Un rapport sénatorial publié le 24 juin met en lumière la problématique du masculinisme, une idéologie perçue comme une menace croissante envers l'égalité des genres. Cette idéologie, qui prône la suprématie masculine et véhicule une certaine haine contre les femmes, se propage de manière sournoise, en particulier sur les réseaux sociaux. La synthèse du rapport souligne que ces mouvements représentent un risque tangible pour notre démocratie et la cohésion sociale. Le rapport appelle à développer une stratégie interministérielle afin de lutter contre ce phénomène insidieux dans différents domaines tels que l'éducation, le numérique et la sécurité.
La sénatrice socialiste Laurence Rossignol, co-rapporteure, déclare : "Le masculinisme constitue une offensive marquante contre les droits des femmes, exploitant des canaux de communication modernes pour se répandre". Ce courant idéologique est souvent perçu comme une réaction au féminisme, accusant les femmes de dégrader les conditions de vie des hommes.
Les mouvements masculinistes, souvent structurés autour de communautés spécifiques comme les "incels", témoignent d'une évolution vers un écosystème plus large, s'imbriquant dans la culture numérique contemporaine. Selon la synthèse, ils exploitent des formats prisés sur internet, comme des mèmes et des vidéos courtes, pour diffuser leurs idées au-delà de leurs groupes de base. Les algorithmes des plateformes numériques, favorisant les contenus controversés, exacerbent cette dynamique en orientant les utilisateurs vers des discours toujours plus radicaux.
Propagation en ligne
Une étude de l'université de Dublin révèle qu'un jeune utilisateur de TikTok ou YouTube Shorts est souvent exposé à ces contenus masculinistes après seulement 23 minutes de navigation. Les rapporteures, dont Béatrice Gosselin, s'inquiètent de l'attrait que ces discours peuvent avoir sur les jeunes en quête d'identité. "Des adolescents en proie à des crises personnelles peuvent ainsi développer un ressentiment envers les femmes", prévient-elle. Cela souligne la nécessité d'une éducation aux médias numériques dès le plus jeune âge.
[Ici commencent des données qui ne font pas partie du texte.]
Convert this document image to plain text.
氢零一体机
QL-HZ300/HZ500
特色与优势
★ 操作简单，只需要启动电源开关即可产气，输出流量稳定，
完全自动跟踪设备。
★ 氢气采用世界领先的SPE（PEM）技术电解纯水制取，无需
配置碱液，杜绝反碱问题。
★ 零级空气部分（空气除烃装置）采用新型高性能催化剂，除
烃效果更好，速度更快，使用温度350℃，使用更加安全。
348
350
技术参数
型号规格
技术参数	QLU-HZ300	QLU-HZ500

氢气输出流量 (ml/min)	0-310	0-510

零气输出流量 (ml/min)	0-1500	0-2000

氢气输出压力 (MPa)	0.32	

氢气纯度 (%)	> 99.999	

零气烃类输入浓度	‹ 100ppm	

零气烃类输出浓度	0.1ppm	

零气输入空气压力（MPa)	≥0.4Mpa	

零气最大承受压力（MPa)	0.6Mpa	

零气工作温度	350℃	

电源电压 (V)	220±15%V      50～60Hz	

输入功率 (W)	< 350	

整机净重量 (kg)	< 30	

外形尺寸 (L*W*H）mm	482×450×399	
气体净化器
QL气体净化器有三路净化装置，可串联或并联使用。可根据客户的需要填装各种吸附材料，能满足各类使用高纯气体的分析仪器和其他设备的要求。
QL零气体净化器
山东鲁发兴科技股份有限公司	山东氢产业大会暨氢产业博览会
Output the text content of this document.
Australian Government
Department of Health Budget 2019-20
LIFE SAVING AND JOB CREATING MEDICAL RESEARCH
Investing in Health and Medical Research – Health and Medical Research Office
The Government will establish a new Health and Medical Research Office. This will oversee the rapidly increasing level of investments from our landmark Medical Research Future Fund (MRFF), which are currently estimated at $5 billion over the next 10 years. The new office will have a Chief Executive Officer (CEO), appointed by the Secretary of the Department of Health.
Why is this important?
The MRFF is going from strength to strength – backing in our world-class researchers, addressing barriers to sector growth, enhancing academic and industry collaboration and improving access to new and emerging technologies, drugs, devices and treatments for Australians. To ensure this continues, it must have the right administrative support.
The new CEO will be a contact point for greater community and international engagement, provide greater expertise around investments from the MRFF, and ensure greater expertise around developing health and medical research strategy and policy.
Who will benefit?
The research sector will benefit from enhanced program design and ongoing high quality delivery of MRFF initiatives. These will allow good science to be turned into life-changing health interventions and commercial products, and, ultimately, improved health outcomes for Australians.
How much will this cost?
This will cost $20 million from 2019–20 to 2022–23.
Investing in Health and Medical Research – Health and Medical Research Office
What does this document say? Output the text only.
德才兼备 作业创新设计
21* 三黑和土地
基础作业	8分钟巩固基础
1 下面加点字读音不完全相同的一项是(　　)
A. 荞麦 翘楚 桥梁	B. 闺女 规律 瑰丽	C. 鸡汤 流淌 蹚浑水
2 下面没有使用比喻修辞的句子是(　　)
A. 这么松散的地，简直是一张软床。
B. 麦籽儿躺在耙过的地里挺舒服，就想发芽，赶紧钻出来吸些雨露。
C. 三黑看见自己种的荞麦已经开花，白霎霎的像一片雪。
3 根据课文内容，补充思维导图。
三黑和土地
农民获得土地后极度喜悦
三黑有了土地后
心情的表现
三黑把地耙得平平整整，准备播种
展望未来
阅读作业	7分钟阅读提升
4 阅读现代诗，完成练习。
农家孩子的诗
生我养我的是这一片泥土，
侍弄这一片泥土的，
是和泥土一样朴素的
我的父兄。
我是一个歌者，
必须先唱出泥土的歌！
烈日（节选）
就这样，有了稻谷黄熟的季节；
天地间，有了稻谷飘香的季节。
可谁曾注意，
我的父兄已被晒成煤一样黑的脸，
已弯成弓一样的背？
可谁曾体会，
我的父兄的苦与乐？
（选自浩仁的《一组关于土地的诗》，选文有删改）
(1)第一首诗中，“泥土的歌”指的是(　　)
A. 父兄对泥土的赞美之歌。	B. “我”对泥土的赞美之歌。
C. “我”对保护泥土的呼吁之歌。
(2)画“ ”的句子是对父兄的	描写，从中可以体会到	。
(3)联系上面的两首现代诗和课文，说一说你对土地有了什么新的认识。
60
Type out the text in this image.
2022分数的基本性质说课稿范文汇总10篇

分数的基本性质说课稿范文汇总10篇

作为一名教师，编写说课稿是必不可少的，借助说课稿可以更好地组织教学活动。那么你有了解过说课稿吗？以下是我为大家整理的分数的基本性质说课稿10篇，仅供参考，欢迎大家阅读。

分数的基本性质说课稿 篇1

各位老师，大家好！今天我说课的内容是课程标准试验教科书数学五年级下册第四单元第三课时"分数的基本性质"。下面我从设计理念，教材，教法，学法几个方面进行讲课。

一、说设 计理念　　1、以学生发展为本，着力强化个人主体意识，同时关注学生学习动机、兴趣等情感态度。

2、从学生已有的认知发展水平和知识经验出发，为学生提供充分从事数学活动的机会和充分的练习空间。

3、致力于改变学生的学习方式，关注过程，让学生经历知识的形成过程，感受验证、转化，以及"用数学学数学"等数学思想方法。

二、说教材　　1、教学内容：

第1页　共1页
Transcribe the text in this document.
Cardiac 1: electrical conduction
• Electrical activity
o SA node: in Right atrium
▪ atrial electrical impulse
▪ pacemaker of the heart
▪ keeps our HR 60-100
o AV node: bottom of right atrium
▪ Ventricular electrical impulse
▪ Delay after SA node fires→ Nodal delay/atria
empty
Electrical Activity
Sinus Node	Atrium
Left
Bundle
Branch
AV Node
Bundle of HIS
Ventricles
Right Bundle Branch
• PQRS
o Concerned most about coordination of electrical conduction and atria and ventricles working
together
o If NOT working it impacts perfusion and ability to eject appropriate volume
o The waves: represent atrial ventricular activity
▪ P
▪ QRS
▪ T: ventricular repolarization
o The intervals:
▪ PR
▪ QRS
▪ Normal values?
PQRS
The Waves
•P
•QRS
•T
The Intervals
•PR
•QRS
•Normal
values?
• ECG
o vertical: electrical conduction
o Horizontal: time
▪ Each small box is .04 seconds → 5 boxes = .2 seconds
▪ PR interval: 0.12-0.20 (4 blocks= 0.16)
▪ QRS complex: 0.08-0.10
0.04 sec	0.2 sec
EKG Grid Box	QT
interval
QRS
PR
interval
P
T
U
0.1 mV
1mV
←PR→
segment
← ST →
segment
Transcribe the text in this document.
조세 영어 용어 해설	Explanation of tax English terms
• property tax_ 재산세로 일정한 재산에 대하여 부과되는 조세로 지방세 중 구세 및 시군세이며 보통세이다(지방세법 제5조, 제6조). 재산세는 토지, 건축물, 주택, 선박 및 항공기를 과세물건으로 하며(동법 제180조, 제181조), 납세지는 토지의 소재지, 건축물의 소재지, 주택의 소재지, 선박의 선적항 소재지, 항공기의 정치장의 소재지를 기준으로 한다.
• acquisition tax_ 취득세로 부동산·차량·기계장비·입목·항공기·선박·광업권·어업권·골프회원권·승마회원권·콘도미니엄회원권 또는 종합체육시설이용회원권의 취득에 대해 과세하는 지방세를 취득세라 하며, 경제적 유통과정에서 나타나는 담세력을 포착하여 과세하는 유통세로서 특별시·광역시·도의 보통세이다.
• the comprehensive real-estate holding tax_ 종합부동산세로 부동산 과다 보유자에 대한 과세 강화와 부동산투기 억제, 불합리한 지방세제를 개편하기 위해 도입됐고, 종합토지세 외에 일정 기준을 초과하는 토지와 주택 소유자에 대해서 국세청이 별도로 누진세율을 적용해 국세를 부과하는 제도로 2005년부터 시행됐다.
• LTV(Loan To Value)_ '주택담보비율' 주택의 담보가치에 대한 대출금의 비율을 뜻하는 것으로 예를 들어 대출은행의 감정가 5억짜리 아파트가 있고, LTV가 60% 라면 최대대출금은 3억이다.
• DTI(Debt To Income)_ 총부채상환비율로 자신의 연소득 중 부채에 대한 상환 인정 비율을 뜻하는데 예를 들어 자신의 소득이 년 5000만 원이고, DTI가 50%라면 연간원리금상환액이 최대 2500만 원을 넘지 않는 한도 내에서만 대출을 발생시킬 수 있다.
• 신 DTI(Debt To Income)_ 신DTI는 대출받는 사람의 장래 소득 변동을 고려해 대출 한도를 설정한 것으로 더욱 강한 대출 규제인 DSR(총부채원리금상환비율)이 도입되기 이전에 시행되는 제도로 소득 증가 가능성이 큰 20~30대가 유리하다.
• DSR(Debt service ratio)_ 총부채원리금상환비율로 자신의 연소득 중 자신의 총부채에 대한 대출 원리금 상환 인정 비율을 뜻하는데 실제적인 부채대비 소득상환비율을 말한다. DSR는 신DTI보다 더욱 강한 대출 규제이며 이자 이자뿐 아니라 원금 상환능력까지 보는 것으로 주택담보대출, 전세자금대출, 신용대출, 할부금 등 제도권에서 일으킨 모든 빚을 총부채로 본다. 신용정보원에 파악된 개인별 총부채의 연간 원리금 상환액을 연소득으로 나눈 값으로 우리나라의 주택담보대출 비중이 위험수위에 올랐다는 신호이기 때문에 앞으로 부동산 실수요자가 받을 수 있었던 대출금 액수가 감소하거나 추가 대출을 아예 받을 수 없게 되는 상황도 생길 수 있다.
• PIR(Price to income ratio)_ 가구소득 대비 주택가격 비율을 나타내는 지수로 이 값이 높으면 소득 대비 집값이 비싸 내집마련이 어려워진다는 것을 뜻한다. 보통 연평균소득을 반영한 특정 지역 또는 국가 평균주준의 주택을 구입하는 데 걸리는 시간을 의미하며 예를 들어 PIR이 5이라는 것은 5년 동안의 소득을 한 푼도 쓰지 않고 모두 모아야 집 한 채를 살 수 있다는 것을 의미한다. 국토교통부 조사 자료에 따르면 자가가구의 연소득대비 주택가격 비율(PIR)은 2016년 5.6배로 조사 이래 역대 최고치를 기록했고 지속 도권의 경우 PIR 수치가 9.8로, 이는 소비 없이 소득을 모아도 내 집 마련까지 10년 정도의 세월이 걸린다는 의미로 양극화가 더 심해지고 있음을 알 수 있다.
Pour répondre au rôle des plateformes dans la normalisation de ces idées, le rapport propose 24 recommandations, incluant la régulation de l'espace numérique et la mise en place de séances d'éducation à la vie affective et relationnelle dans les écoles.
Risque de radicalisation
Le rapport souligne que l'exposition croissante à des contenus masculinistes modifie la perception des relations hommes-femmes, entraînant des conséquences culturelles profondes. Les rapporteures mettent en garde contre le risque de radicalisation, qui pourrait conduire à des actes de violence. Le Haut Conseil à l'Égalité a d'ailleurs plaidé, en début d'année, pour inclure le "terrorisme misogyne" dans les doctrines de sécurité publique, partageant la préoccupation d'une urgence face à cette menace sociétale.